Dean menarik kursi. Diambilnya celana dal*mnya dan seragam celananya. Saat mau memakai, tiba-tiba dia teringat sesuatu. Mungkin akibat pikirannya terlalu terpukau oleh kecantikan wanita yang menyelamatkannya, sampai lupa hal itu. Padahal saat lihat celana dal*mnya di kursi goyang seharusnya dia sadar. Bahkan juga saat dia siuman sewaktu terjadi hal memalukan. Ah, tidak, tidak. Malah seharusnya sejak dia tersadar dalam keadaan koma.
Baru disadarinya, meski ditutup selimut dari bawah sampai pinggang, tapi dibaliknya dia telanjang bulat. Bagaimana caranya Nina membuka semua celananya? Apakah, Nina... Astaga... Pikiran apa ini. Namanya, darurat. Lagian, belum tentu Nina menyentuh atau melihat senjata saktinya. Lagian juga, wanita biasanya lebih punya rasa malu. Ketimbang pria, mayoritas suka cari kesempatan.
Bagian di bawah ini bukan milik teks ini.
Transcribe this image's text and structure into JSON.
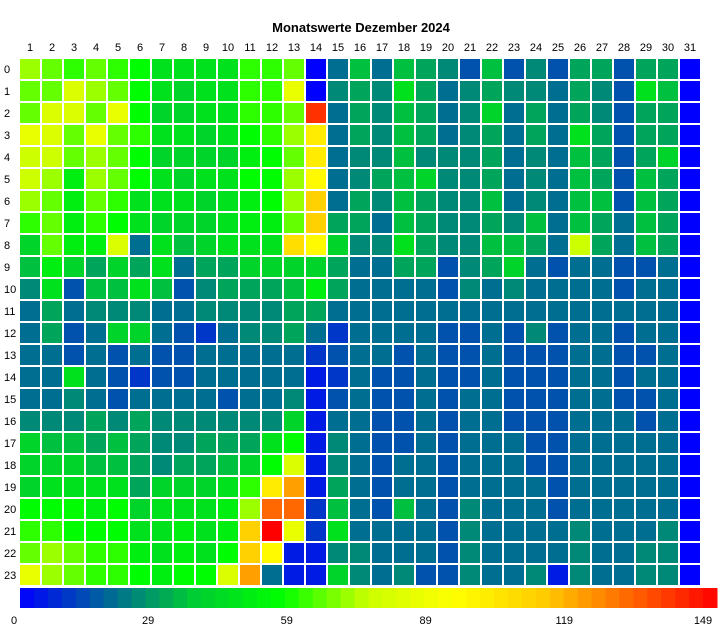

Setelah bersusah payah memakainya. Maklum, terkendala luka di kakinya yang buat lama. Akhirnya setengah badannya telah tertutup. Sekarang urusannya tinggal baju. Rasanya tidak perlu memakai. Hari ini udara panas, biarlah dia tetap bertelanjang dada. Sulaman Nina akhirnya hanya dipandanginya.
Dia menelentangkan tubuhnya. Meraih tongkat di sisi ranjang yang satu lagi. Tongkat itu bertolak belakang dengan posisi duduknya. Lalu berusaha sebisa mungkin berdiri. Setelahnya, dia keluar membawa nampan, dan pispot.
Di depan pintu, dia memandangi sejenak isi rumah. Sebelum ke dapur, dia berhenti lagi di depan pintu kamar sebelah. Ditariknya gagang pintu. Sayang, dikunci.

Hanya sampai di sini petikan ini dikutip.